Although the human body is mostly water, the body’s density is slightly less than that of water and averages a specific gravity of 0.974, with men averaging higher density than women. Lean body mass,which includes bone, muscle, connective tissue, and organs, has a typical density near 1.1, whereas fat mass, which includes both essential body fat plus fat in excess of essential needs, has a density of about 0.9 
. Highly fit and muscular men tend toward specific gravities greater than one, whereas an unfit or obese man might be considerably less. Consequently, the human body displaces a volume of water weighing slightly more than the body, forcing the body upward by a force equal to the volume of the water displaced, as discovered by Archimedes (287-212 BC).
Pressure is directly proportional to both the liquid density and to the immersion depth when the fluid is incompressible. Water exerts a pressure of 22.4 mm Hg/ft of water depth, which translates to 1 mm Hg/1.36 cm (0.54 in.) of water depth. Thus a human body immersed to a depth of 48 inches is subjected to a force equal to 88.9 mm Hg, slightly greater than normal diastolic blood pressure. Hydrostatic pressure is the force that aids resolution of edema in an injured body part. Hydrostatic pressure effects begin immediately on immersion, causing plastic deformation of the body over a short period. Blood displaces cephalad, right atrial pressure begins to rise, pleural surface pressure rises, the chest wall compresses, and the diaphragm is displaced cephalad.
A human with specific gravity of 0.97 reaches floating equilibrium when 97% of his or her total body volume is submerged. As the body is gradually immersed, water is displaced, creating the force of buoyancy, progressively of floading immersed joints. With neck-depth immersion, only about 15 lb of compressive force (the approximate weight of the head) is exerted on the spine, hips, and knees. A person immersed to the symphysis pubis has effectively offloaded 40% of his or her body weight, and when further immersed to the umbilicus, approximately 50%. Xiphoid immersion of floads body weight by 60% or more, depending on whether the arms are overhead or beside the trunk. Buoyancy may be of great therapeutic utility. For example, a fractured pelvis may not become mechanically stable under full body loading for a period of many weeks. With water immersion, gravitational forces may be partially or completely offset so that only muscle torque forces act on the fracture site, allowing active assisted range-of-motion activities, gentle strength building, and even gait training. Similarly, a lower extremity patient with weight-bearing restrictions may be placed in an aquatic depth where it is nearly impossible to exceed those restrictions.

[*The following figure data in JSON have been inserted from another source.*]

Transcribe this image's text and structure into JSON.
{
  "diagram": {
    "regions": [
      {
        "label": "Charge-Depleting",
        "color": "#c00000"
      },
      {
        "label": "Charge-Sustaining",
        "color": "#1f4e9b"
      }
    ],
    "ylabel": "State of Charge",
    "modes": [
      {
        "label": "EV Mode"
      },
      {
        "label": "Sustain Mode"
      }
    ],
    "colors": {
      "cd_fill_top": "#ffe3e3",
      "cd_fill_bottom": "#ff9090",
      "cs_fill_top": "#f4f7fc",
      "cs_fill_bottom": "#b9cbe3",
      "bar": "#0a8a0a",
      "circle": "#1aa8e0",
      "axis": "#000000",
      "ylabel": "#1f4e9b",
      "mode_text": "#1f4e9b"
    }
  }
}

Viscosity refers to the magnitude of internal friction specific to a fluid during motion. A limb moving relative to water is subjected to the resistive effects of the fluid called drag force and turbulence when present. Under turbulent flow conditions, this resistance increases as a log function of velocity. Viscous resistance increases as more force is exerted against it, but that resistance drops to 0 almost immediately on cessation of force because there is only a small amount of inertial moment as viscosity effectively counteracts inertial momentum. Thus, when a person rehabilitating in water feels pain and stops movement, the force drops precipitously as water viscosity damps movement almost instantaneously. This allows enhanced control of strengthening activities within the envelope of patient comfort 
Water’s heat capacity is 1,000 times greater than an equivalent volume of air. The therapeutic utility of water depends greatly on both its ability to retain heat and its ability to transfer heat energy. Water is an efficient conductor, transferring heat 25 times faster than air.
This thermal conductive property, in combination with the high specific heat of water, makes the use of water in rehabilitation very versatile because water retains heat or cold while delivering it easily to the immersed body part. Water may be used therapeutically over a wide range of temperatures. Cold plunge tanks are often used in athletic training at temperatures of 10°–15°C to produce a decrease in muscle pain and speed recovery from overuse injury, although there are some contradictory studies regarding this [6-8]. Most public and competitive pools operate in the range of 27°–29°C, which is often too cool for general rehabilitative populations, because these populations are usually less active in the water. Typical therapy pools operate in the range of 33.5°–35.5°C, temperatures that permit lengthy immersion durations and exercise activities sufficient to produce therapeutic effects without chilling or overheating. Hot tubs are usually maintained at 37.5°–41°C, although the latter temperature is rarely comfortable for more than a few minutes, and even the lower typical temperature does not allow for active exercise.
Heat transfer begins immediately on immersion, and as the heat capacity of the human body is less than that of water (0.83 versus 1.00), the body equilibrates faster than water does.